Regina Navarro Lins
Comentando o “Se eu fosse você''
A questão da semana é o caso da estudante de medicina que não quer abrir mão da sua carreira para, após o casamento, ir viver com o marido em uma fazenda no interior do país. Ela está certa de que lá nunca poderá se desenvolver profissionalmente. A sua dúvida é se deve desistir do casamento.
Durante muito tempo, e até poucas décadas atrás, nenhuma mulher teria essa dúvida. A expectativa que se tinha em relação às mulheres era de que elas se realizassem como esposas e mães, e sempre cedessem, ou seja, se sacrificassem pelos maridos.
Mas uma radical modificação dos costumes inicia-se na década de 1960, com o advento da pílula anticoncepcional. As vantagens do casamento tradicional passam a ser questionadas. Ceder aos desejos do noivo ou marido soa como abrir mão da liberdade, sacrificar possibilidades pessoais e, em última instância, limitar a pessoa.

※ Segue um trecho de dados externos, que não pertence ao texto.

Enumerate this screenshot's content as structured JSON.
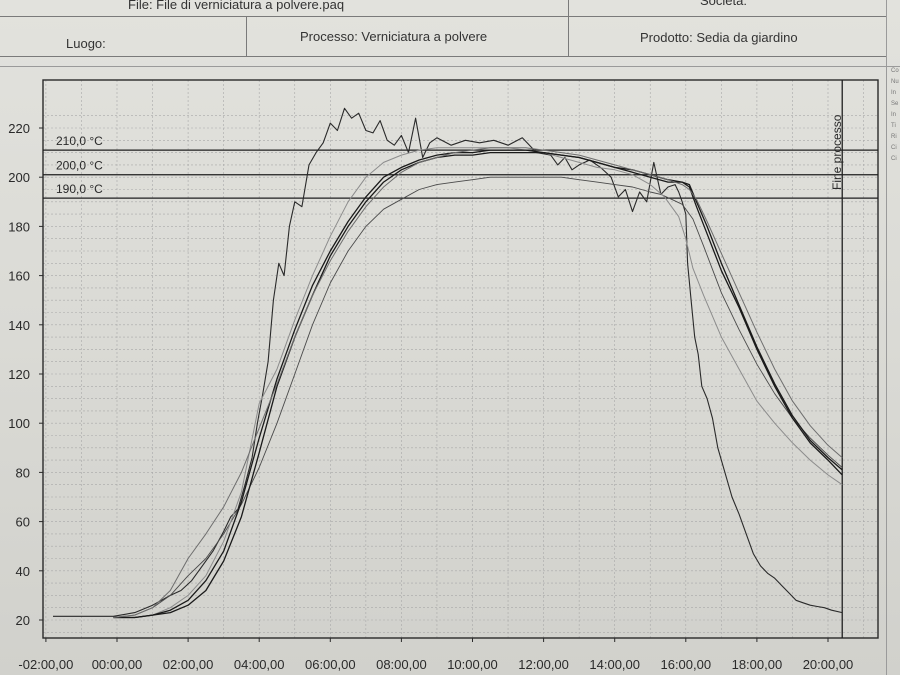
{
  "header": {
    "file_label": "File: File di verniciatura a polvere.paq",
    "societa_label": "Società:",
    "luogo_label": "Luogo:",
    "processo_label": "Processo: Verniciatura a polvere",
    "prodotto_label": "Prodotto: Sedia da giardino"
  },
  "side_fragments": [
    "Co",
    "Nu",
    "In",
    "Se",
    "In",
    "Ti",
    "Ri",
    "Ci",
    "Ci"
  ],
  "chart_data": {
    "type": "line",
    "xlabel": "",
    "ylabel": "",
    "x_unit": "hours",
    "xlim": [
      -2.2,
      21
    ],
    "ylim": [
      15,
      225
    ],
    "x_ticks": [
      -2,
      0,
      2,
      4,
      6,
      8,
      10,
      12,
      14,
      16,
      18,
      20
    ],
    "x_tick_labels": [
      "-02:00,00",
      "00:00,00",
      "02:00,00",
      "04:00,00",
      "06:00,00",
      "08:00,00",
      "10:00,00",
      "12:00,00",
      "14:00,00",
      "16:00,00",
      "18:00,00",
      "20:00,00"
    ],
    "y_ticks": [
      20,
      40,
      60,
      80,
      100,
      120,
      140,
      160,
      180,
      200,
      220
    ],
    "y_tick_labels": [
      "20",
      "40",
      "60",
      "80",
      "100",
      "120",
      "140",
      "160",
      "180",
      "200",
      "220"
    ],
    "grid": true,
    "reference_lines": [
      {
        "label": "210,0 °C",
        "value": 211
      },
      {
        "label": "200,0 °C",
        "value": 201
      },
      {
        "label": "190,0 °C",
        "value": 191.5
      }
    ],
    "end_marker": {
      "label": "Fine processo",
      "x": 20.4
    },
    "series": [
      {
        "color": "#2a2a2a",
        "width": 1.1,
        "x": [
          -1.8,
          -0.1,
          0.5,
          1.0,
          1.5,
          1.8,
          2.1,
          2.4,
          2.7,
          3.0,
          3.2,
          3.4,
          3.6,
          3.8,
          3.95,
          4.1,
          4.25,
          4.4,
          4.55,
          4.7,
          4.85,
          5.0,
          5.2,
          5.4,
          5.6,
          5.8,
          6.0,
          6.2,
          6.4,
          6.6,
          6.8,
          7.0,
          7.2,
          7.4,
          7.6,
          7.8,
          8.0,
          8.2,
          8.4,
          8.6,
          8.8,
          9.0,
          9.4,
          9.8,
          10.2,
          10.6,
          11.0,
          11.4,
          11.8,
          12.2,
          12.4,
          12.6,
          12.8,
          13.0,
          13.3,
          13.6,
          13.9,
          14.1,
          14.3,
          14.5,
          14.7,
          14.9,
          15.1,
          15.3,
          15.5,
          15.7,
          15.8,
          15.9,
          16.0,
          16.05,
          16.15,
          16.25,
          16.35,
          16.45,
          16.6,
          16.75,
          16.9,
          17.1,
          17.3,
          17.5,
          17.7,
          17.9,
          18.1,
          18.3,
          18.5,
          18.7,
          18.9,
          19.1,
          19.3,
          19.5,
          19.7,
          19.9,
          20.1,
          20.4
        ],
        "y": [
          21.5,
          21.5,
          23,
          26,
          30,
          32,
          36,
          42,
          48,
          56,
          62,
          65,
          75,
          86,
          100,
          112,
          125,
          150,
          165,
          160,
          180,
          190,
          188,
          205,
          210,
          214,
          222,
          219,
          228,
          224,
          226,
          219,
          218,
          223,
          215,
          213,
          217,
          210,
          224,
          208,
          214,
          216,
          213,
          215,
          214,
          215,
          213,
          216,
          210,
          209,
          205,
          208,
          203,
          205,
          207,
          204,
          200,
          192,
          195,
          186,
          194,
          190,
          206,
          193,
          196,
          197,
          194,
          190,
          185,
          165,
          150,
          135,
          128,
          115,
          110,
          102,
          90,
          80,
          70,
          63,
          55,
          47,
          42,
          39,
          37,
          34,
          31,
          28,
          27,
          26,
          25.5,
          25,
          24,
          23
        ]
      },
      {
        "color": "#4a4a4a",
        "width": 0.9,
        "x": [
          -0.1,
          0.5,
          1.0,
          1.5,
          2.0,
          2.5,
          3.0,
          3.5,
          4.0,
          4.5,
          5.0,
          5.5,
          6.0,
          6.5,
          7.0,
          7.5,
          8.0,
          8.5,
          9.0,
          9.5,
          10.0,
          10.5,
          11.0,
          11.5,
          12.0,
          12.5,
          13.0,
          13.5,
          14.0,
          14.5,
          15.0,
          15.3,
          15.6,
          15.9,
          16.2,
          16.5,
          17.0,
          17.5,
          18.0,
          18.5,
          19.0,
          19.5,
          20.0,
          20.4
        ],
        "y": [
          21,
          22,
          25,
          30,
          38,
          45,
          55,
          67,
          82,
          100,
          120,
          140,
          157,
          170,
          180,
          187,
          191,
          195,
          197,
          198,
          199,
          200,
          200,
          200,
          200,
          200,
          199,
          198,
          197,
          196,
          194,
          193,
          191,
          189,
          183,
          172,
          153,
          138,
          124,
          112,
          102,
          94,
          87,
          82
        ]
      },
      {
        "color": "#8c8c8c",
        "width": 1.0,
        "x": [
          -0.1,
          0.5,
          1.0,
          1.5,
          2.0,
          2.5,
          3.0,
          3.5,
          4.0,
          4.5,
          5.0,
          5.5,
          6.0,
          6.5,
          7.0,
          7.5,
          8.0,
          8.5,
          9.0,
          9.5,
          10.0,
          10.5,
          11.0,
          11.5,
          12.0,
          12.5,
          13.0,
          13.5,
          14.0,
          14.5,
          15.0,
          15.4,
          15.8,
          16.0,
          16.2,
          16.5,
          17.0,
          17.5,
          18.0,
          18.5,
          19.0,
          19.5,
          20.0,
          20.4
        ],
        "y": [
          21,
          21,
          22,
          25,
          30,
          38,
          52,
          72,
          108,
          122,
          142,
          160,
          176,
          190,
          200,
          206,
          209,
          211,
          212,
          212,
          212,
          212,
          212,
          211,
          210,
          208,
          206,
          204,
          203,
          201,
          197,
          192,
          184,
          175,
          163,
          152,
          135,
          122,
          109,
          100,
          92,
          85,
          79,
          75
        ]
      },
      {
        "color": "#1a1a1a",
        "width": 1.3,
        "x": [
          -0.1,
          0.5,
          1.0,
          1.5,
          2.0,
          2.5,
          3.0,
          3.5,
          4.0,
          4.5,
          5.0,
          5.5,
          6.0,
          6.5,
          7.0,
          7.5,
          8.0,
          8.5,
          9.0,
          9.5,
          10.0,
          10.5,
          11.0,
          11.5,
          12.0,
          12.5,
          13.0,
          13.5,
          14.0,
          14.5,
          15.0,
          15.5,
          15.9,
          16.1,
          16.3,
          16.6,
          17.0,
          17.5,
          18.0,
          18.5,
          19.0,
          19.5,
          20.0,
          20.4
        ],
        "y": [
          21,
          21,
          22,
          24,
          28,
          36,
          48,
          68,
          94,
          118,
          138,
          156,
          170,
          182,
          192,
          200,
          204,
          207,
          209,
          210,
          210,
          211,
          211,
          211,
          210,
          209,
          208,
          206,
          204,
          202,
          200,
          198,
          198,
          196,
          188,
          177,
          162,
          147,
          130,
          115,
          102,
          92,
          85,
          79
        ]
      },
      {
        "color": "#1a1a1a",
        "width": 1.3,
        "x": [
          -0.1,
          0.5,
          1.0,
          1.5,
          2.0,
          2.5,
          3.0,
          3.5,
          4.0,
          4.5,
          5.0,
          5.5,
          6.0,
          6.5,
          7.0,
          7.5,
          8.0,
          8.5,
          9.0,
          9.5,
          10.0,
          10.5,
          11.0,
          11.5,
          12.0,
          12.5,
          13.0,
          13.5,
          14.0,
          14.5,
          15.0,
          15.5,
          15.9,
          16.1,
          16.3,
          16.6,
          17.0,
          17.5,
          18.0,
          18.5,
          19.0,
          19.5,
          20.0,
          20.4
        ],
        "y": [
          21,
          21,
          22,
          23,
          26,
          32,
          44,
          62,
          88,
          115,
          135,
          152,
          168,
          180,
          190,
          198,
          203,
          206,
          208,
          209,
          209,
          210,
          210,
          210,
          210,
          209,
          208,
          206,
          204,
          203,
          201,
          199,
          198,
          197,
          190,
          180,
          165,
          148,
          131,
          116,
          103,
          93,
          86,
          81
        ]
      },
      {
        "color": "#6e6e6e",
        "width": 1.0,
        "x": [
          -0.1,
          0.5,
          1.0,
          1.5,
          2.0,
          2.5,
          3.0,
          3.5,
          4.0,
          4.5,
          5.0,
          5.5,
          6.0,
          6.5,
          7.0,
          7.5,
          8.0,
          8.5,
          9.0,
          9.5,
          10.0,
          10.5,
          11.0,
          11.5,
          12.0,
          12.5,
          13.0,
          13.5,
          14.0,
          14.5,
          15.0,
          15.5,
          15.9,
          16.1,
          16.3,
          16.6,
          17.0,
          17.5,
          18.0,
          18.5,
          19.0,
          19.5,
          20.0,
          20.4
        ],
        "y": [
          21,
          22,
          25,
          32,
          45,
          55,
          66,
          80,
          98,
          116,
          135,
          152,
          166,
          178,
          188,
          196,
          202,
          206,
          208,
          210,
          211,
          212,
          212,
          212,
          211,
          210,
          209,
          207,
          205,
          203,
          201,
          199,
          197,
          195,
          191,
          182,
          169,
          153,
          137,
          122,
          109,
          99,
          91,
          86
        ]
      }
    ]
  }
}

Com isso, o casamento com suas regras e obrigações entra em crise. São várias as causas: a crença equivocada de que o amor é a solução para todos os problemas; a relação íntima do amor com o casamento; o aumento da longevidade; a diminuição da religiosidade; os contraceptivos que permitiram a emancipação feminina; a liberação sexual; a aspiração ao individualismo, que caracteriza a modernidade, levando à valorização do “eu'' sobre o nós conjugal.
A auto-realização das potencialidades individuais passa a ter outra importância, colocando a vida conjugal em novos termos. Acredita-se cada vez menos que a união de duas pessoas deva exigir sacrifícios. Observa-se uma tendência a não se desejar mais pagar qualquer preço apenas para ter alguém ao lado.

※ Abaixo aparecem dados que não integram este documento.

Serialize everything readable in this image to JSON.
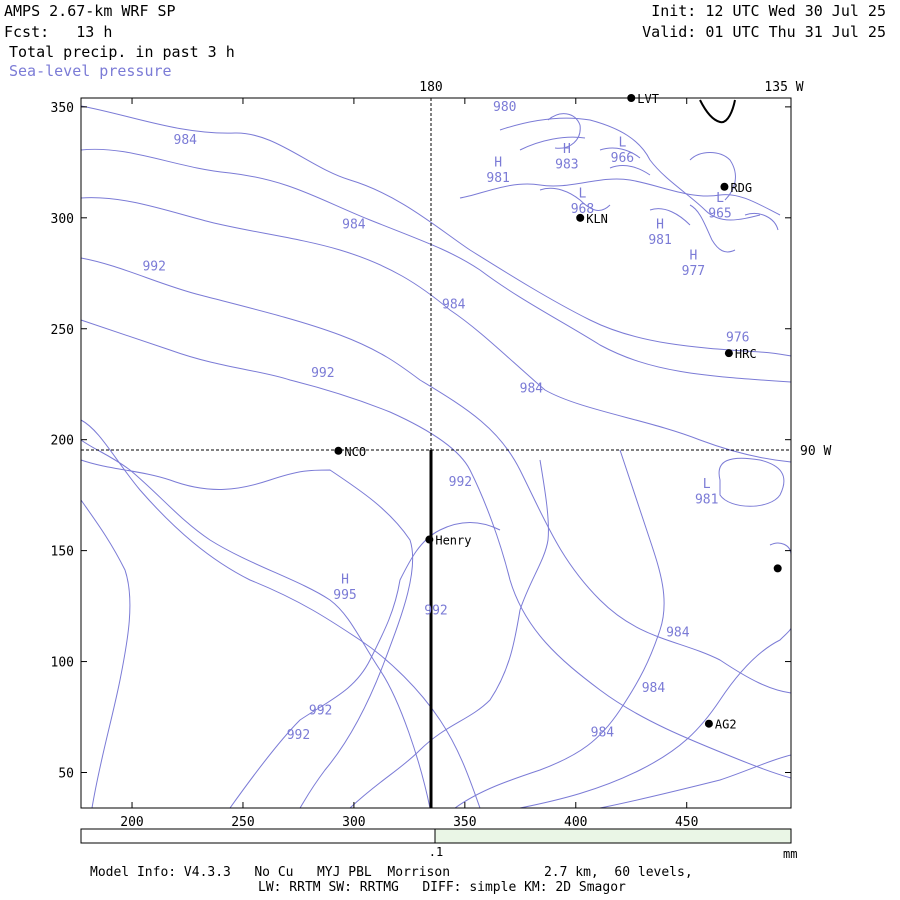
{
  "header": {
    "title": "AMPS 2.67-km WRF SP",
    "forecast": "Fcst:   13 h",
    "field": "Total precip. in past 3 h",
    "overlay": "Sea-level pressure",
    "init": "Init: 12 UTC Wed 30 Jul 25",
    "valid": "Valid: 01 UTC Thu 31 Jul 25"
  },
  "map": {
    "meridian_labels": {
      "m180": "180",
      "m135w": "135 W",
      "m90w": "90 W"
    },
    "y_ticks": [
      "350",
      "300",
      "250",
      "200",
      "150",
      "100",
      "50"
    ],
    "x_ticks": [
      "200",
      "250",
      "300",
      "350",
      "400",
      "450"
    ],
    "stations": [
      {
        "label": "LVT",
        "x": 425,
        "y": 354
      },
      {
        "label": "RDG",
        "x": 467,
        "y": 314
      },
      {
        "label": "KLN",
        "x": 402,
        "y": 300
      },
      {
        "label": "HRC",
        "x": 469,
        "y": 239
      },
      {
        "label": "NCO",
        "x": 293,
        "y": 195
      },
      {
        "label": "Henry",
        "x": 334,
        "y": 155
      },
      {
        "label": "",
        "x": 491,
        "y": 142
      },
      {
        "label": "AG2",
        "x": 460,
        "y": 72
      }
    ],
    "pressure_labels": [
      {
        "text": "980",
        "x": 368,
        "y": 350
      },
      {
        "text": "984",
        "x": 224,
        "y": 335
      },
      {
        "text": "983",
        "x": 396,
        "y": 324
      },
      {
        "text": "966",
        "x": 421,
        "y": 327
      },
      {
        "text": "981",
        "x": 365,
        "y": 318
      },
      {
        "text": "968",
        "x": 403,
        "y": 304
      },
      {
        "text": "965",
        "x": 465,
        "y": 302
      },
      {
        "text": "984",
        "x": 300,
        "y": 297
      },
      {
        "text": "981",
        "x": 438,
        "y": 290
      },
      {
        "text": "992",
        "x": 210,
        "y": 278
      },
      {
        "text": "977",
        "x": 453,
        "y": 276
      },
      {
        "text": "984",
        "x": 345,
        "y": 261
      },
      {
        "text": "976",
        "x": 473,
        "y": 246
      },
      {
        "text": "992",
        "x": 286,
        "y": 230
      },
      {
        "text": "984",
        "x": 380,
        "y": 223
      },
      {
        "text": "992",
        "x": 348,
        "y": 181
      },
      {
        "text": "981",
        "x": 459,
        "y": 173
      },
      {
        "text": "995",
        "x": 296,
        "y": 130
      },
      {
        "text": "992",
        "x": 337,
        "y": 123
      },
      {
        "text": "984",
        "x": 446,
        "y": 113
      },
      {
        "text": "984",
        "x": 435,
        "y": 88
      },
      {
        "text": "992",
        "x": 285,
        "y": 78
      },
      {
        "text": "984",
        "x": 412,
        "y": 68
      },
      {
        "text": "992",
        "x": 275,
        "y": 67
      }
    ],
    "pressure_centers": [
      {
        "text": "H",
        "x": 365,
        "y": 325
      },
      {
        "text": "H",
        "x": 396,
        "y": 331
      },
      {
        "text": "L",
        "x": 421,
        "y": 334
      },
      {
        "text": "L",
        "x": 403,
        "y": 311
      },
      {
        "text": "L",
        "x": 465,
        "y": 309
      },
      {
        "text": "H",
        "x": 438,
        "y": 297
      },
      {
        "text": "H",
        "x": 453,
        "y": 283
      },
      {
        "text": "L",
        "x": 459,
        "y": 180
      },
      {
        "text": "H",
        "x": 296,
        "y": 137
      }
    ]
  },
  "colorbar": {
    "label": ".1",
    "unit": "mm"
  },
  "footer": {
    "line1": "Model Info: V4.3.3   No Cu   MYJ PBL  Morrison            2.7 km,  60 levels,",
    "line2": "LW: RRTM SW: RRTMG   DIFF: simple KM: 2D Smagor"
  },
  "colors": {
    "contour": "#7b7bd6",
    "grid": "#000000",
    "bar_fill": "#eaf6e6"
  }
}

É necessário que o outro enriqueça a relação, acrescente algo novo, possibilite o crescimento individual. “O homem atual passa por uma nova Renascença — todas as aventuras são desejáveis, continentes novos devem ser descobertos e explorados, navegações por mares estranhos são encorajados, limites devem ser transpostos… desde que para dentro de si mesmo. O novo mundo a ser descoberto é o próprio homem.” , diz a psicoterapeuta Purificacion Barcia Gomes.

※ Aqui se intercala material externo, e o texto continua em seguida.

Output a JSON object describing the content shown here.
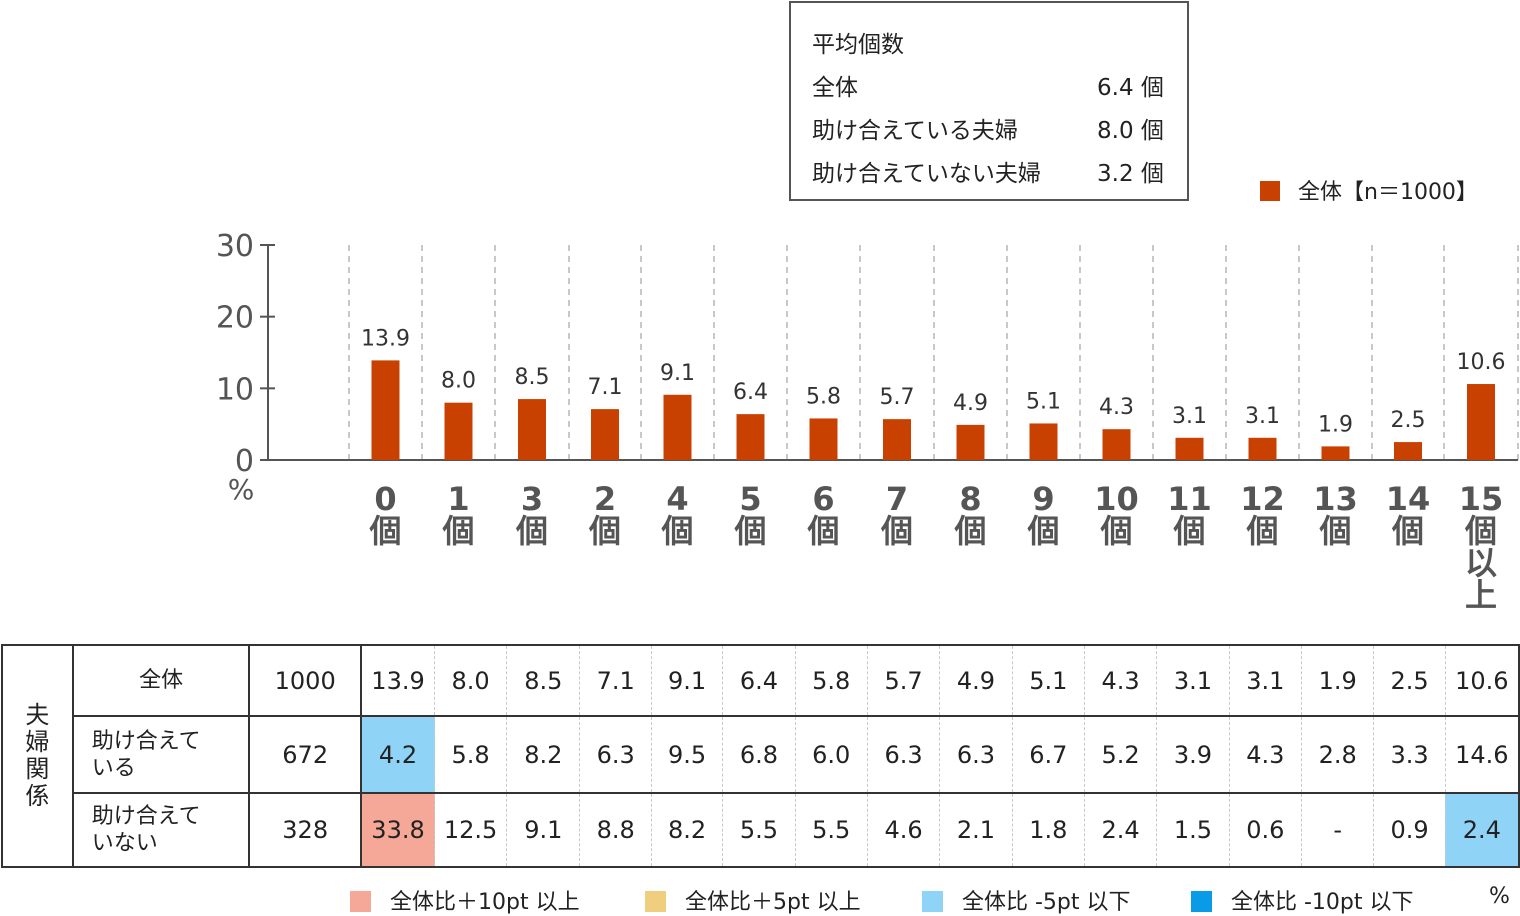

O casamento torna-se, então, um pesado fardo, pois dificulta a realização do projeto existencial com suas metas individuais e independentes até das relações pessoais mais íntimas. Surgem conflitos na tentativa de harmonizar a aspiração de individuação com uma vida a dois, mas homens e mulheres, como mostra a atitude da internauta, estão cada vez menos dispostos a sacrificar seus projetos pessoais.
E ao contrário do que muitos pensam, não acredito que esse novo comportamento seja negativo. Mesmo porque, quando a renúncia não é espontânea, as frustrações e as mágoas que se acumulam podem inviabilizar a própria relação.
Um casamento pode ser ótimo. Mas para isso as pessoas precisam reformular as expectativas que alimentam a respeito da vida a dois, como, por exemplo, a ideia de que os dois vão se transformar num só; a crença de que um terá todas as suas necessidades atendidas pelo outro; não poder ter nenhum interesse em que o amado não faça parte; o controle de qualquer aspecto da vida do parceiro (a).
É fundamental que haja respeito total ao outro, ao seu jeito de pensar e de ser e às suas escolhas; liberdade de ir e vir, ter amigos em separado e programas independentes. Caso contrário, com o tempo, a maioria das relações se tornam sufocantes.